Test task distribution and fault tolerance in a two-node Kafka Connect cluster by creating a 3-partition topic and validating S3 sink connector tasks on node 1 and node 2.
Explore how Debezium captures insert, update, and delete events from a MySQL database, including before/after payloads and binlog-based source data, and streams them to Kafka in CDC mode.
This course is a completely dedicated to Kafka Connect and exploring its open sourced connectors. There are plenty of connectors available in Kafka Connect. To begin with, I have added a sink connector and a source connector to this course.
We start this course by learning what is Kafka connect and its architecture. In the 2nd module, we learn S3 Sink connector in detail.

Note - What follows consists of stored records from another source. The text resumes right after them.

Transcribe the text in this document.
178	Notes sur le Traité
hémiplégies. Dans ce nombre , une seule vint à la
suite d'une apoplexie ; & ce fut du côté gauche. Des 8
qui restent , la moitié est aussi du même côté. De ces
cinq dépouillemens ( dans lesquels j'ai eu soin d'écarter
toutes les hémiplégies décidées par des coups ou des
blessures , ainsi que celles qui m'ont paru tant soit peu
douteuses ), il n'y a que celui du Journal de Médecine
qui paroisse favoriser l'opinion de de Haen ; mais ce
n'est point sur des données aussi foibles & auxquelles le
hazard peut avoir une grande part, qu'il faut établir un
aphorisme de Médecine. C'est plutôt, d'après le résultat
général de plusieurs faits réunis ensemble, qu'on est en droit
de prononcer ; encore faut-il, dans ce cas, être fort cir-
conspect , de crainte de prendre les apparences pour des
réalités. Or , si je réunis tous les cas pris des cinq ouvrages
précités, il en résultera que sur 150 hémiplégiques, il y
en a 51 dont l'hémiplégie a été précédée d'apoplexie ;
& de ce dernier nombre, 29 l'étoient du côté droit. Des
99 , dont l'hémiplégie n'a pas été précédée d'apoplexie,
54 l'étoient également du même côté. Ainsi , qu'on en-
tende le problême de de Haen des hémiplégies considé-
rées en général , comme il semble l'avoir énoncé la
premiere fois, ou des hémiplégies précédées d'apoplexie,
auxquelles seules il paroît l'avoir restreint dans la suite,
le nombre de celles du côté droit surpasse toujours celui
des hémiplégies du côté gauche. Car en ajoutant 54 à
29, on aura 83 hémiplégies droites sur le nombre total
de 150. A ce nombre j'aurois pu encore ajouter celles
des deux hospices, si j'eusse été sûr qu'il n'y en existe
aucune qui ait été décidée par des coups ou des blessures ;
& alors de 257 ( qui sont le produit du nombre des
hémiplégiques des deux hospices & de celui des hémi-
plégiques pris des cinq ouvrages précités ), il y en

At first, we learn what is s3 sink connector and we install it using Standalone mode. Next, we run the same configurations using distributed mode so that you get the clear difference between them.
We explore below Partitioner Class with examples
Default Partitioner
Time Based Partitioner
Field Partitioner
After that, we learn how to integration Kafka connect with Schema Registry and test the schema evolution in BACKWARD compatibility mode.

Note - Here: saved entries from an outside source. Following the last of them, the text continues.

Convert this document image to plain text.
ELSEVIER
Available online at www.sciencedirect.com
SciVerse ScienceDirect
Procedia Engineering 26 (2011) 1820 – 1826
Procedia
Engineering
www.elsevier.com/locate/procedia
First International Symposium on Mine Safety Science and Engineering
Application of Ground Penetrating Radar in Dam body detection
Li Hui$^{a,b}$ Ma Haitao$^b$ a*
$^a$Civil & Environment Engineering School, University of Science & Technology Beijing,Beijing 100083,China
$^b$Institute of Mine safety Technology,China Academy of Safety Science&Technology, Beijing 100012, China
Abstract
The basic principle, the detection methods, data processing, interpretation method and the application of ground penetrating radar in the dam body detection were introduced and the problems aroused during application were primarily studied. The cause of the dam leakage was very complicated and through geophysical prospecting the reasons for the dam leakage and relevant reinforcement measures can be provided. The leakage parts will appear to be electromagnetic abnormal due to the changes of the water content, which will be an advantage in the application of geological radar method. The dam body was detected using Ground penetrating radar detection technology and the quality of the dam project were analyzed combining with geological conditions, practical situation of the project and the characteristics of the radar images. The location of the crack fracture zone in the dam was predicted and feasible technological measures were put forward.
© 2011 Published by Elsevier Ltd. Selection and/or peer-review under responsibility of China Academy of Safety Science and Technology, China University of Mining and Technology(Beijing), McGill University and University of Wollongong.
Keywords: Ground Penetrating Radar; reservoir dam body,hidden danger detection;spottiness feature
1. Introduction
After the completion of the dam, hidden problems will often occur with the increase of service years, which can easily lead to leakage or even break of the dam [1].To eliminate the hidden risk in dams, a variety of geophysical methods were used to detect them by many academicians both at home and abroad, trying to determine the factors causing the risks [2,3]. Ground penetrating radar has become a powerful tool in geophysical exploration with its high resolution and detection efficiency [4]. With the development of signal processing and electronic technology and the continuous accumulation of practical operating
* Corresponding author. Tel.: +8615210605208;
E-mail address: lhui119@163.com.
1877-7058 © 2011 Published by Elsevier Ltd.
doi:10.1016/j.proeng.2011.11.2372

Next, we learn what is DLQ and test it by generating invalid records to Kafka. Lastly, We automate, creating s3 sink connector using a single command with the help of Docker composer.
Module 3 is dedicated to setting up a Kafka connect cluster.
Here, we provision 2 machine from AWS and start s3 sink connector worker process in both machines. We thoroughly test the Load Balancing and Fault Tolerance behaviour of our Kafka connect cluster.
In Module 4, we explore a popular source connector. That is Debezium Mysql CDC Source connector.
Here, At first, we learn how Debezium CDC connector works internally. Then we start our Debezium mysql connector in distributed mode using docker commands. After that, we run DML statements like insert, update and delete queries and learn the respective event schema changes. Similarly, we run DDL statements like dropping a table etc and observe how schema history Kafka topic capture the event changes. Lastly, we integrate it with Schema Registry and test the setup by running DDL & DML statement.